The question is though are Dash Cams Legal in Spain? Well, the short answer is yes, but you must be aware that Spain has some stringent Data Protection legislation. Please read the next section carefully.
Data Protection Law
The Data protection Laws in Spain prohibit the publication of photos and video of other people, without their express consent. Only the police and other emergency services are allowed to record images in public places. Unauthorised persons recording in public spaces could fall foul of the Agencia Española de Proteccion de Datos (AEPD) and receive a fine.
The images recorded by a Dash Cam can only be used for domestic use. If you were to publish them, for example on social media, then you would need the express consent of the people appearing in the images. Without it you would have to blur faces and disguise number plates and anything else that might lead to the people in the images being identifiable.
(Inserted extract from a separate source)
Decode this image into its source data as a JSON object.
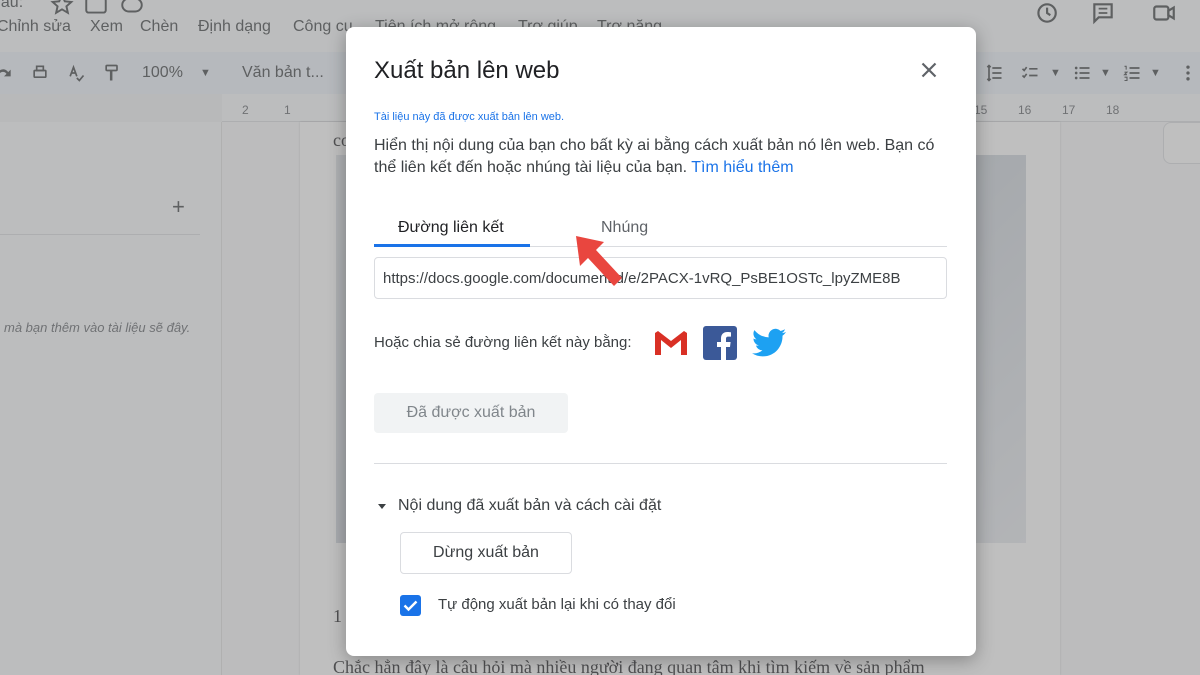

Recording images for your own use, a road trip record for example, is not illegal but continued recording could be considered surviellance and therefore fall under the Data Protection Laws in Spain. For example, if you left the camera on whilst the car was parked over night this could be considered video surveillance. Many banks, shops etcetera have a visible notice informing you that you are being recorded. These entities are registered with the AEPD and have to adhere to the Data protection Laws of Spain.
There was a story in the press last November of a man in A Coruña who left his Dash Cam recording the exterior to try and catch the person that was scratching his car. The police spotted the camera and the car was towed to the Municipal Compund. The owner of the car was hit with a 1,000 euro fine. The authorities concluded that the vehicle owner did not prove sufficient justification for the camera to be recording in a public place.
One of the issues is that under the Data protection laws in Spain people have a right to privacy. You cannot go round recording people indiscriminately. However, does the person who recorded the images on their Dash Cam have a legitiamte right to use those images as evidence, for example? This is a gray area and may boil down as to whether the recording is deemed to have met the prinicples of suitability and proportionality without violating the other parties rights under the data protection law.
Under the data protection law as it stands, an insurance company probably could not use the images directly but they could possibly be presented to a judicial court.
The installation of a DashCam in your vehicle is allowed but there are certain common sense rules that must be taken into account to ensure safe driving. The placement of the device should not interfere with your ability to drive the vehicle. The device should not obstruct your field of vision from the vehicle.
Using a Dash Cam
You must be careful not to manipulate your dash Cam whilst driving. The same as using your mobile phone whilst driving if you are switching on/off or using some other feature on your Dash cam whilst driving then you can be fined. The fine is 200 euros plus the loss of up to six points on your licence.
Will an insurance company accept the images or videos to help with an insurance claim?
With the data protection laws as they are in Spain it is currently unlikely that your insurance company will accept the video images recorded by a dashcam to assist with any insurance claim. This is because, as mentioned above, the recording of these images may breach the Data Protection laws in Spain. Use of these images could result in a fine for you and possible the insurance company.
Two of the issues here are:
1. The Data protection Laws in Spain prohibit the publication of photos and video of other people, without their express consent.
2. Continued recording could be considered surviellance and therefore fall under the Data Protection Laws in Spain. Instruction 1/2006 of the AEPD. If you are not registered then again you could fall foul of the law that is desgiend to protect people’s privacy.
Taking photos after an accident to help show your insurance company the damage and position of vehicles is fine. However, they are unlikely to want to see the video of the incident recorded by a dash cam.
This article has been produced in good faith to provide some answers to general questions regarding the use of Dash cams. It does not constitute any form of legal advice. The laws and their interpretation can change over time.